The sun is long gone and now it’s just cold, wet & gloomy. To throw in a bonus, Corona has also decided to make an appearance this year so it’s no surprise that some of us are feeling ‘under the weather’, as they say. However, the Winter Blues are a real thing.
OK, if we want to get fancy, we suppose the proper term for it would be: SAD – which is fitting and also stands for Seasonal Affective Disorder. Seasonal Affective Disorder affects about 0.5-3 percent of the general population (most commonly between the ages of 20 to 30), with a much higher tendency in women. Considered a ‘type’ of depression, SAD is linked to seasonal changes- most typically From Autumn until the end of Winter or from the months November until February. Though 10 percent of SAD sufferers experience the opposite and therefore notice symptoms during Spring and Summer, this is considered quite rare.
Medically speaking, you may be considered to have SAD if you’ve noticed the following symptoms around the same seasons, for two consecutive years in a row.

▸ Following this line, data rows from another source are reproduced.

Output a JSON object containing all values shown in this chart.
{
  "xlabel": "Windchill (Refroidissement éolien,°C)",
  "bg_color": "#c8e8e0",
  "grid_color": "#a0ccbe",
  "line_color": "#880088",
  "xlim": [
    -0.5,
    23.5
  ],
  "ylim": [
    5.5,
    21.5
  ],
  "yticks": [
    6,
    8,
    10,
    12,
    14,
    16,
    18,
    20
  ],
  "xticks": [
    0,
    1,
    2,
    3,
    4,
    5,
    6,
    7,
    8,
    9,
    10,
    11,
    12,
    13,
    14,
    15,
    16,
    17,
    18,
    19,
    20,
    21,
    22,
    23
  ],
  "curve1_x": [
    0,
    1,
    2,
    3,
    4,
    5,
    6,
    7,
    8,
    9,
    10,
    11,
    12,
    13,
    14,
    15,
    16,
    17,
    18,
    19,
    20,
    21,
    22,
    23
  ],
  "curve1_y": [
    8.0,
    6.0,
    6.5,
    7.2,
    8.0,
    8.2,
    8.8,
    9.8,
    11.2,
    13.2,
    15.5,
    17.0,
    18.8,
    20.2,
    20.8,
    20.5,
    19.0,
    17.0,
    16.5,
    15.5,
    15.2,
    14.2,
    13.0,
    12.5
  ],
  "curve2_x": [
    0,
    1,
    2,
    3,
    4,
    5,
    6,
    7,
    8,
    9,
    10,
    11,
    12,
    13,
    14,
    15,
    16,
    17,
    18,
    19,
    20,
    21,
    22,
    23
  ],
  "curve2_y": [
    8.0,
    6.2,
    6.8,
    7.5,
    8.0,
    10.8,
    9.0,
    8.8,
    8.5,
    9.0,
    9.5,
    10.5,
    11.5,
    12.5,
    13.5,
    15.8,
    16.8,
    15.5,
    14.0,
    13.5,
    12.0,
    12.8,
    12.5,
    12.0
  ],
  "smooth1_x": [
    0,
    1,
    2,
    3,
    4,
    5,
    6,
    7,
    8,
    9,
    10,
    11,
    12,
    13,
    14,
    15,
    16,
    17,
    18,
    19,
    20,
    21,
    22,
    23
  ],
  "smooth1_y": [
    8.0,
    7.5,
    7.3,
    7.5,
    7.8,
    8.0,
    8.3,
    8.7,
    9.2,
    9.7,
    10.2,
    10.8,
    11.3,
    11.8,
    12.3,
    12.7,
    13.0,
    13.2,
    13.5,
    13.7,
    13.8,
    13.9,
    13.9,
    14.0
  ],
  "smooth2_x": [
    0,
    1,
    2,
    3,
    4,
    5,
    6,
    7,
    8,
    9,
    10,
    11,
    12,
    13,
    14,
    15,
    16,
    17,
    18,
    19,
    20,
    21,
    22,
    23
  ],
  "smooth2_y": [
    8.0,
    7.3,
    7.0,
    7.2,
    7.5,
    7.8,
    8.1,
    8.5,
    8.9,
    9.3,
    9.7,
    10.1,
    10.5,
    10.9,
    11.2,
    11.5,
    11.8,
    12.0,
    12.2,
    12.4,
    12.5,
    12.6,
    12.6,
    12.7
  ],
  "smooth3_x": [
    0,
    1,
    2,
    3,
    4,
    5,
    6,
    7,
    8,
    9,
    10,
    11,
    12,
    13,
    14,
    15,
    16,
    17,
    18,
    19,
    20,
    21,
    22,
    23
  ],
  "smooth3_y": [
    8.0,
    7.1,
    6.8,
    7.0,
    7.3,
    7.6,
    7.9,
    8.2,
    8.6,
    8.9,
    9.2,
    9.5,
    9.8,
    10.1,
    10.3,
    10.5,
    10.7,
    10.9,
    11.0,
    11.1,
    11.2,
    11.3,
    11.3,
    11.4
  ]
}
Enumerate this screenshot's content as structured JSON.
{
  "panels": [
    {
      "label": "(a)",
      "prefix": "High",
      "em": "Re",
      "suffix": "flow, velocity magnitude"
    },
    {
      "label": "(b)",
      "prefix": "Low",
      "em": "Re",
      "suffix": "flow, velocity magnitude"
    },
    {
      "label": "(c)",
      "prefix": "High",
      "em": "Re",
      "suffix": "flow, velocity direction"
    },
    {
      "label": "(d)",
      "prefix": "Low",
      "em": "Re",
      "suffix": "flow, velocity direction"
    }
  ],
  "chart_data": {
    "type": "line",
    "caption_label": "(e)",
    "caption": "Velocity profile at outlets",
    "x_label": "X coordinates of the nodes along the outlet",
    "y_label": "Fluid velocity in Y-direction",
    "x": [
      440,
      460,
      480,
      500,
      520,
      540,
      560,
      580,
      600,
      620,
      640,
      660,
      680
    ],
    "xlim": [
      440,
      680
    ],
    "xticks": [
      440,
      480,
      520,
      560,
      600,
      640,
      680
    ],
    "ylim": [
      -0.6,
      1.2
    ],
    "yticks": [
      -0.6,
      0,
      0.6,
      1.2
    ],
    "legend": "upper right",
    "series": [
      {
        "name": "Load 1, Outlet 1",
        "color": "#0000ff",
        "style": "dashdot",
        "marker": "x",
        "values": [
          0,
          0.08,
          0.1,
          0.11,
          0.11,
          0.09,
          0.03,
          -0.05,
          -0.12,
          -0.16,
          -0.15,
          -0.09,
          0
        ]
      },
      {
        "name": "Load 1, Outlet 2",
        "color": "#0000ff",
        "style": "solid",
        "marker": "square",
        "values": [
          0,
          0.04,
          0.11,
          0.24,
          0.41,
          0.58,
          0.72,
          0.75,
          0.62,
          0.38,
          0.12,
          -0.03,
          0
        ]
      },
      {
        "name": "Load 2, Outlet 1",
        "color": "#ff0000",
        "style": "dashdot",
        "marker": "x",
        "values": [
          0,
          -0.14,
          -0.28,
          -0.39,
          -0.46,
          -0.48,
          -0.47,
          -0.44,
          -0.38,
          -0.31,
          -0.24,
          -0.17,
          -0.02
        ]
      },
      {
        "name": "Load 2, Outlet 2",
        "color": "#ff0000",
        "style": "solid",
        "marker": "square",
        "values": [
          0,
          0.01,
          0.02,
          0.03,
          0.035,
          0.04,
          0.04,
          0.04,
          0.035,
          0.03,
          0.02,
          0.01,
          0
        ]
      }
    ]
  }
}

When winter rolls around, there tends to be a shortage of sunlight, which can mess with our sleep & wake cycles or ‘internal clocks’. This in turn, can also create a biochemical imbalance in the body, which underproduces serotonin (the happy hormone) in your body and overproduces melatonin (the hormone that makes you feel tired).
If you feel like these symptoms are hitting a chord, it’s best to check with your doctor just in case, as SAD can be treated in a variety of ways: with psychological therapy, light therapy and even medication. Left untreated, it may lead to social withdrawal, problems at school or work, substance abuse etc. Not suffering from SAD per say, but the seasonal changes have got you down? We have some general tips for you in the next section!

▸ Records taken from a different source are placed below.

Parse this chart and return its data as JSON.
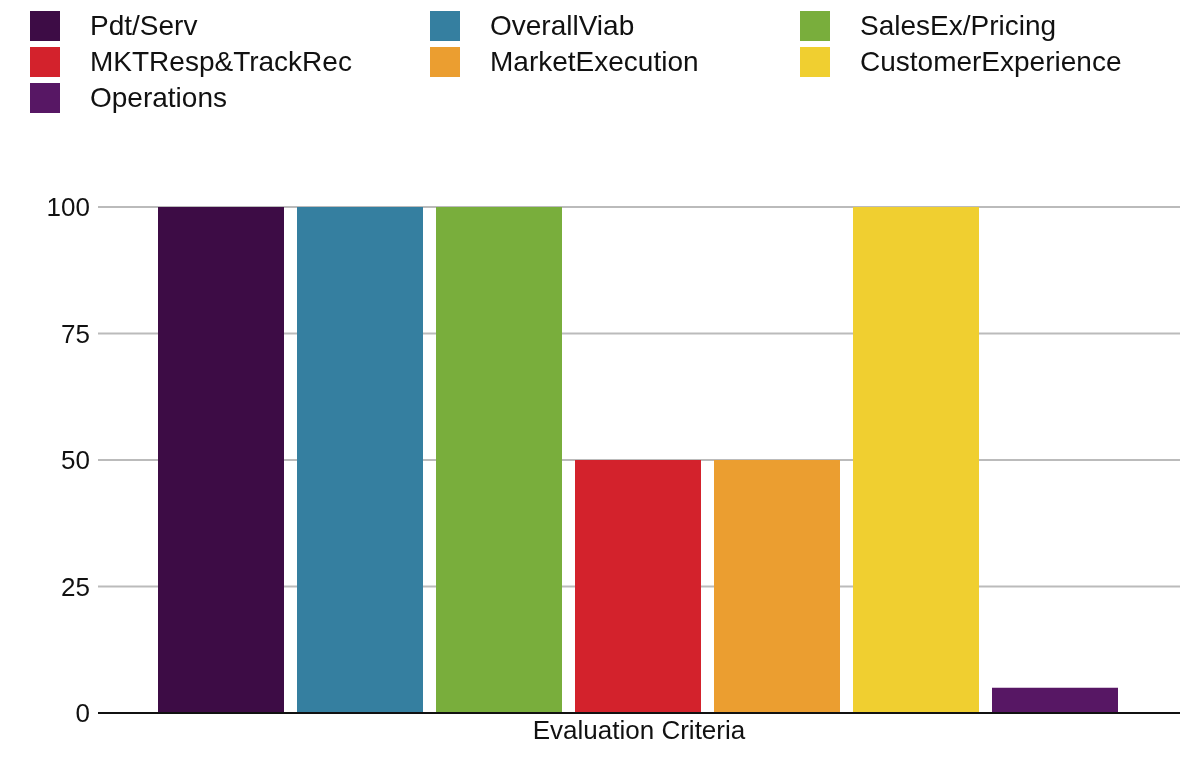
{
  "chart_data": {
    "type": "bar",
    "categories": [
      "Evaluation Criteria"
    ],
    "series": [
      {
        "name": "Pdt/Serv",
        "color": "#3d0c45",
        "values": [
          100
        ]
      },
      {
        "name": "OverallViab",
        "color": "#357fa0",
        "values": [
          100
        ]
      },
      {
        "name": "SalesEx/Pricing",
        "color": "#79ae3c",
        "values": [
          100
        ]
      },
      {
        "name": "MKTResp&TrackRec",
        "color": "#d3222c",
        "values": [
          50
        ]
      },
      {
        "name": "MarketExecution",
        "color": "#eb9e30",
        "values": [
          50
        ]
      },
      {
        "name": "CustomerExperience",
        "color": "#f0cf30",
        "values": [
          100
        ]
      },
      {
        "name": "Operations",
        "color": "#571764",
        "values": [
          5
        ]
      }
    ],
    "ylim": [
      0,
      100
    ],
    "yticks": [
      0,
      25,
      50,
      75,
      100
    ],
    "grid": "y",
    "legend": "top"
  }
}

With depression, individuals often have issues sleeping at all. Additionally, with SAD, one often experiences an increase in appetite, rather than a lack. These symptoms are limited to a certain period in time.
There are a number of things you can do to counteract those feelings of despair that like to linger around just as much as the unrelenting weather. Here are a few suggestions:
Structure your day
Contrary to the Summer, you suddenly have less than 12 hours of daylight to work with. Structure your day so that you are up with the sun and can take advantage of as much daylight as possible.
Go for a walk
Similarly to the previous point, don’t just make sure you are maximizing on your daylight intake by structuring your day for it, make sure to spend some physical time outside to do so. A half an hour walk should do the trick! Some fresh air also never hurt anybody.
Eat tryptophan-rich foods
Tryptophan, an essential amino acid which is linked to the creation of serotonin in the body can be found in foods such as cheese, eggs, fish, milk, soy etc. Potential health benefits of eating tryptophan-rich foods include:
Resist the urge to sleep in on weekends
This is where we’ve lost you, huh? Why get excited for the weekend if you can’t sleep in, right? However, if you’ve been putting in the time and effort to get up early and regularly during the week, sleeping in until 1pm will most certainly mess up your sleep schedule. Getting up for the coming Monday morning will be a whole new form of torture, believe us!
Get a Sunrise Alarm Clock
A Sunrise Alarm Clock is essentially a digital clock with an additional light function, which can be used to gently wake you up by simulating the sunrise. Your room will gradually get brighter and brighter until your alarm goes off. I can speak from personal experience, that the stuff is life changing! The original clock by Philips can be found here: https://www.amazon.de/dp/B08FHXWZPR/ref=emc_b_5_t
If that’s a little pricey, there are also plenty of cheaper alternatives available on Amazon.
You may not always feel motivated to do so but have you ever heard anyone say: ‘Booooy, I regret that workout’? An exercise-high is a great way to boost your spirits. Before you know it, spring will be just around the corner again so hang tight!
Cuddles are the cure
If all else fails, grab someone you love (taking common-sense relating to corona, into account) and give em’ a good cuddle. At best, for at least six seconds, so that the hormones oxytocin (which has a calming effect) and seratonin can be released from the brain at maximum level!
Together, we will conquer those Winter Blues. For those of us yearning for the sun, spring will be just around the corner!